Variables can be handled by setting aside a RAM location for them and then loading them into a register and proceeding as above (i.e., noting the register used in the node somehow). For example, an expression such as "x=(x+2)" might compile as follows:
			; code for int lit "2"
	DATA 2		; int literal 2
	COPY DR,R0	; R0 now in use
	
			; code for var "x"
	DATA #x		; label for var x storage
	LOAD R1,DR	; load x using DR indirectly
	
			; code for op "+"
	ADD R0,R1	; free up R0, result in R1
	
			; code for assignment to "x"
	DATA #x		; set up for store using DR
	STORE R1,DR	; store x, result in R1
	
	. . .		; etc., etc.
			
	HALT		; end of program
	
#x	CONST 0		; placeholder for x
#y	CONST 0		; placeholder for y
	. . .		; etc., etc.
Handling the multiplication operation will be a bit tougher than the rest: you will need to jump out of the main line of evaluation to a "subroutine" which implements multiplication for you, and then jump back when it is finished. I have a multiplication routine in this file which you can use to get started, but note that you will need to do some extra work to make sure that you have left registers for the multiplier to use, a register for the result, and a couple of jump registers for the "call" and "return".

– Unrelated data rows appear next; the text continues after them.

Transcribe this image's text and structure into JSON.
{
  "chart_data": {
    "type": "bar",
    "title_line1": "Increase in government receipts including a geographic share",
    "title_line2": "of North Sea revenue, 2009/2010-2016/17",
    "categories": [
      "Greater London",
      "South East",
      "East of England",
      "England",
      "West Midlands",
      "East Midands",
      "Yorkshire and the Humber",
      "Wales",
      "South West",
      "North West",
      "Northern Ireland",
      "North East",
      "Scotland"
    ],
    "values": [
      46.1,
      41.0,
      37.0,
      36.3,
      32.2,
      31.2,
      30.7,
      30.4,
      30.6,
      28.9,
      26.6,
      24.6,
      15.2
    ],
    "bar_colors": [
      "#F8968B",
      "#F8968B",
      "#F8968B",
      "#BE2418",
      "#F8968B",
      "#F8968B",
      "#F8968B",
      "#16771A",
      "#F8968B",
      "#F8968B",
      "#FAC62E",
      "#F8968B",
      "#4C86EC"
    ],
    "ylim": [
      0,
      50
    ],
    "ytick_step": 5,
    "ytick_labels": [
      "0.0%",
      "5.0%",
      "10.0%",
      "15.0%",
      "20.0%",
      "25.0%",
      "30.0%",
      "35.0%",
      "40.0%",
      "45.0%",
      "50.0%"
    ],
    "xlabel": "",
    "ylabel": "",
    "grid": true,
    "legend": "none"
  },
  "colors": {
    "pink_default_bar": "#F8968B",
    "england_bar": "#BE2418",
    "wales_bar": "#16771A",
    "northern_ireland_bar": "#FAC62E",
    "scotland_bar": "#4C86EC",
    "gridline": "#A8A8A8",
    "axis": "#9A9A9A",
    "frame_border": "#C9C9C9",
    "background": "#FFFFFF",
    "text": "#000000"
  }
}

The various other kinds of expressions are much easier to handle. You should probably try generating machine code for some simple expressions by hand until you are comfortable with the techniques before trying to code it up for the compiler. I will add some more detailed hints on code generation strategies for the various expression types, including multiplication, later in the week.
At the root of your tree, you should remember to generate a WRITE instruction which will print out the final value you have computed. Forgetting this step leads to a disappointing anti-climax in which you may have computed the right value, but can't tell, since it never gets printed!